The fact is, market volatility is good for the investment markets and good for investors’ returns. It weeds out the weak investments and it allows entry into new investments that can propel those investments forward. Corrections have always been a part of investing in public markets, and we were long overdue.
For those that were over-allocated to one sector or too-allocated to the public markets and are now reconsidering a strategy for going forward, trimming from gains, rebalancing, and investing into other asset classes or sectors that are not overpriced and still considered a good buy may make sense.
2018 has a lot of changes to contend with, including tax reform, interest rate increases, a mid-term election, and geopolitical issues around Russia and North Korea to name a few. To diversify away from the public markets, investors are looking to private markets to help reduce volatility, increase diversification and enhance returns.
The two main options qualified investors have is to go into private equity and private real estate. In 1996, there were 7,322 listed companies on the NYSE and Nasdaq. As of 2017, there were 3,671 – a decline of almost 50%. There are fewer companies seeking an IPO – down 66% from historical annual averages, and more private companies are staying private. The private companies who may have considered an IPO as their only exit strategy in the past are now either purchased by larger private companies or larger public companies. That alone has many investors transferring assets away from public markets to seek diversification as the public markets now provide much less coverage of our entire economy than before (Economist, April, 2017).
While private equity is one option, many investors choose private real estate for its historic stable values and long-term appreciation in value, cash flow opportunity, tax write-offs, depreciation, and as a hedge against expected inflation. As of 2017, the aggregate US stock market value was approximately $26 trillion, and the global equities market value is now over $76 trillion according to Bloomberg’s World Exchange Capitalization Index – the highest ever. That said, global real estate’s total value as of 2016 was over $217 trillion, or 60% of the entire world’s investment value, including all equities, bonds/debt, and gold. Approximately 75% of this global real estate value is in residential homes, leaving $29 trillion in commercial real estate value and an additional $26 trillion in agriculture and forestland value (Barnes, Savills World Research, 2016).
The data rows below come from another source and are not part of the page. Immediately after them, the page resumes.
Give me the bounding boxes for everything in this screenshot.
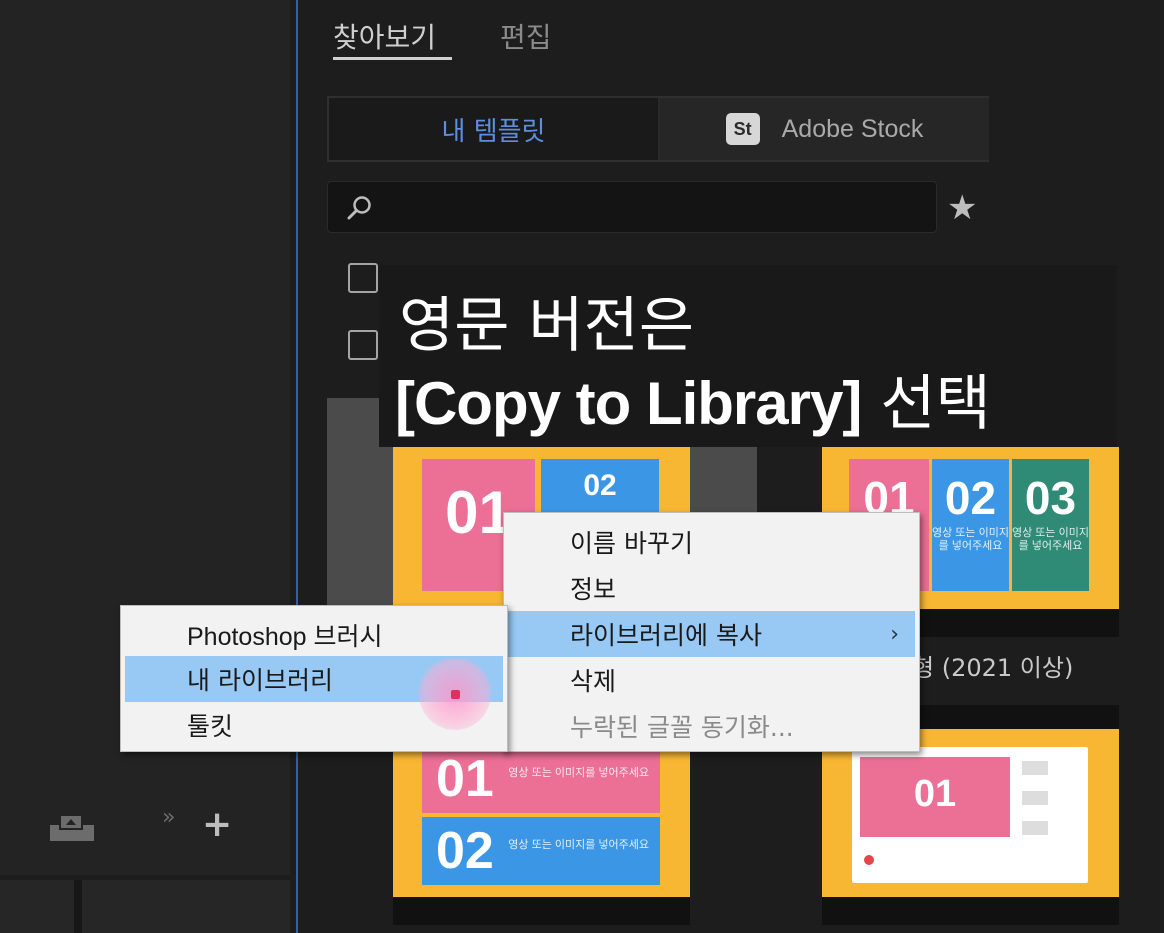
menu-item-label: 라이브러리에 복사 xyxy=(570,621,762,650)
favorites-star-icon[interactable]: ★ xyxy=(947,188,977,228)
tile-02: 02 영상 또는 이미지를 넣어주세요 xyxy=(422,817,660,885)
menu-item-copy-to-library[interactable]: 라이브러리에 복사 › xyxy=(508,611,915,657)
library-icon[interactable] xyxy=(50,813,94,841)
cursor-icon xyxy=(451,690,460,699)
tile-02: 02 xyxy=(541,459,659,517)
mock-line xyxy=(1022,821,1048,835)
add-plus-icon[interactable]: + xyxy=(202,807,232,843)
search-icon xyxy=(347,196,371,220)
tab-browse[interactable]: 찾아보기 xyxy=(333,16,436,56)
tile-02: 02 영상 또는 이미지를 넣어주세요 xyxy=(932,459,1009,591)
tab-edit[interactable]: 편집 xyxy=(500,16,552,56)
left-bottom-toolbar: » + xyxy=(50,805,250,855)
caption-line-2: [Copy to Library] 선택 xyxy=(395,355,991,442)
mock-video-card: 01 xyxy=(852,747,1088,883)
left-bottom-strip xyxy=(0,880,290,933)
chevron-right-icon: › xyxy=(890,621,899,647)
search-input[interactable] xyxy=(327,181,937,233)
tile-03: 03 영상 또는 이미지를 넣어주세요 xyxy=(1012,459,1089,591)
menu-item-info[interactable]: 정보 xyxy=(508,565,915,611)
template-thumbnail[interactable]: 01 영상 또는 이미지를 넣어주세요 02 영상 또는 이미지를 넣어주세요 xyxy=(393,735,690,925)
thumbnail-caption-bar xyxy=(822,897,1119,925)
menu-item-delete[interactable]: 삭제 xyxy=(508,657,915,703)
mock-line xyxy=(1022,761,1048,775)
caption-korean-suffix: 선택 xyxy=(861,369,991,439)
filter-checkbox[interactable] xyxy=(348,330,378,360)
submenu-item-photoshop-brushes[interactable]: Photoshop 브러시 xyxy=(125,612,503,658)
tile-01: 01 xyxy=(860,757,1010,837)
adobe-stock-button[interactable]: St Adobe Stock xyxy=(660,98,989,160)
adobe-stock-label: Adobe Stock xyxy=(781,114,924,143)
bottom-cell xyxy=(82,880,290,933)
thumbnail-caption-bar xyxy=(393,897,690,925)
adobe-stock-icon: St xyxy=(725,113,760,145)
panel-divider[interactable] xyxy=(296,0,298,933)
my-templates-button[interactable]: 내 템플릿 xyxy=(329,98,658,160)
menu-item-sync-missing-fonts[interactable]: 누락된 글꼴 동기화... xyxy=(508,703,915,749)
tile-01: 01 영상 또는 이미지를 넣어주세요 xyxy=(422,745,660,813)
caption-line-1: 영문 버전은 xyxy=(399,291,695,361)
menu-item-rename[interactable]: 이름 바꾸기 xyxy=(508,519,915,565)
active-tab-underline xyxy=(333,57,452,60)
filter-checkbox[interactable] xyxy=(348,263,378,293)
caption-english-command: [Copy to Library] xyxy=(395,370,862,437)
caption-overlay: 영문 버전은 [Copy to Library] 선택 xyxy=(379,265,1117,447)
template-title: 형 (2021 이상) xyxy=(912,654,1074,682)
mock-line xyxy=(1022,791,1048,805)
bottom-cell xyxy=(0,880,74,933)
context-menu: 이름 바꾸기 정보 라이브러리에 복사 › 삭제 누락된 글꼴 동기화... xyxy=(503,512,920,752)
avatar xyxy=(864,855,874,865)
chevron-double-right-icon[interactable]: » xyxy=(162,805,176,830)
template-source-toggle: 내 템플릿 St Adobe Stock xyxy=(327,96,989,162)
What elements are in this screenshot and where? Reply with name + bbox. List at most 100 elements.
So, is now the right time to invest in farm and ranchland as an investment?
In a recent January 1, 2018 article by LandOwner Editor, Mike Walston featured on AGWeb.com, he shows the below chart depicting the relationship of the S&P 500 Index against the Goldman Sachs Commodities Index (GSCI).
© Dr. Torsten Dennin, Incrementum AG, LandOwner
This is the lowest the GSCI has been in over 50 years compared to public equity prices in the US, and why many investors consider farmland a value buy today.
This data does not necessarily suggest that we are heading for another “Great Recession” or that the public markets will crash. However, value investors, in theory, attempt to buy what is cheap and sell when prices are high. What is clear from this data is that commodities prices are a value buy when compared to equities – and current farmland real estate prices should eventually reflect this opportunity and react to commodity prices.
Reading the tea leaves, as the population continues to grow, global middle-classes expand, and demand for global commodities and consumer staples increases, commodities prices should increase over time, making current investors in agriculture happy well into the future, all while providing diversification away from the public markets.